Come evening time I started eyeing those cookies. One little cookie won’t hurt anything. So I grabbed one when I filled the girls’ milk cups. When I made a cup of tea, I grabbed another. And just in case I forgot how good the first two were, I snagged another one on a drive-by as I cleaned up toys.
After one evening of this I chastised myself. I know better, yes I do. I promised myself it won’t happen again. There are ways to resist this kind of thing and I knew exactly what to do.
The next evening I ate four cookies. No joke. Mind you, this was after eating all day long and before the popcorn and peanuts that I knew I was going to eat in the next hour or so.
I consoled myself in the fact that the cookies were gone so I could not fall prey to them the next day.
Instead I ate a whole cup of peanuts. So much for all the veggies I cut up.
And this is me in real life. I struggle with making healthy choices just as much as anyone.
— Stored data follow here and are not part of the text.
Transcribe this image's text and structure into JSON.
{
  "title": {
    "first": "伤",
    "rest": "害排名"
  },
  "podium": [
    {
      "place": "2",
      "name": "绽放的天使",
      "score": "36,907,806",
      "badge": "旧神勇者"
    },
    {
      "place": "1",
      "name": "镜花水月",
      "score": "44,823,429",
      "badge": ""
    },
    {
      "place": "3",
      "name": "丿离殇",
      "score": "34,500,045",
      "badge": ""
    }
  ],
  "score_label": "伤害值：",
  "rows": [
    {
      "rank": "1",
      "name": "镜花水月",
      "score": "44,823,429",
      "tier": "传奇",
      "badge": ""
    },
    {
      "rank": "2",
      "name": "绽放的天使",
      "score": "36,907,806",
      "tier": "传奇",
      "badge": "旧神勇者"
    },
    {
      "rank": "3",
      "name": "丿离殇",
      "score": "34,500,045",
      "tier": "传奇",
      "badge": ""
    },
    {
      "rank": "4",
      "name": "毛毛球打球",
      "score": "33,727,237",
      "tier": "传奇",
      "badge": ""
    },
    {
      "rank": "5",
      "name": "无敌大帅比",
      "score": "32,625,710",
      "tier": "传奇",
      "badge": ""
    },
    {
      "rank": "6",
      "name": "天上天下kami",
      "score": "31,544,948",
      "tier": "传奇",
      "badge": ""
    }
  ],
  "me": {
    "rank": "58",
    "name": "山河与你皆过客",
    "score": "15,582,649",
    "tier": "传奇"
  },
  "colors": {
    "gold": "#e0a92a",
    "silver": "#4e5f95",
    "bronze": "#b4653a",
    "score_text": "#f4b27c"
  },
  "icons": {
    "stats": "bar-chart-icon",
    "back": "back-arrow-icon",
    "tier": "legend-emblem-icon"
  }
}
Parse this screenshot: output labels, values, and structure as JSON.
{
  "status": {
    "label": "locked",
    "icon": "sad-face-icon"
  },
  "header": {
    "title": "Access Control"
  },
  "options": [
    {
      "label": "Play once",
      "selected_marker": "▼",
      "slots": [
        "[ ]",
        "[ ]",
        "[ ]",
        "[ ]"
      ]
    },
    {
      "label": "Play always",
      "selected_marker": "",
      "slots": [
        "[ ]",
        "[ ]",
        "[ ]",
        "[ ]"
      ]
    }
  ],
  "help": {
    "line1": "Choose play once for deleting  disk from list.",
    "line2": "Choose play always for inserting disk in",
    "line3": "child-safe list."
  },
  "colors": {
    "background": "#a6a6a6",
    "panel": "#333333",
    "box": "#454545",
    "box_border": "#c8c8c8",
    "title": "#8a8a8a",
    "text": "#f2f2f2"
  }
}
No one has superhuman willpower all of the time.
I’m telling you this because I want you to know that I understand what it’s like to be controlled by cravings and how even the best intentions to make better choices aren’t enough to actually make you change. I also have the benefit of knowing that food is addictive, that my cravings are mostly mental, and that if these habits are left unchecked they can be destructive to my health.
I am forming new habits and putting some practical tips into practice to help me make better choices in this area. I know I’m not alone in this struggle, so over the next couple of weeks I’m going to share what I’ve learned with you. Hopefully you’ll find something that works for you too.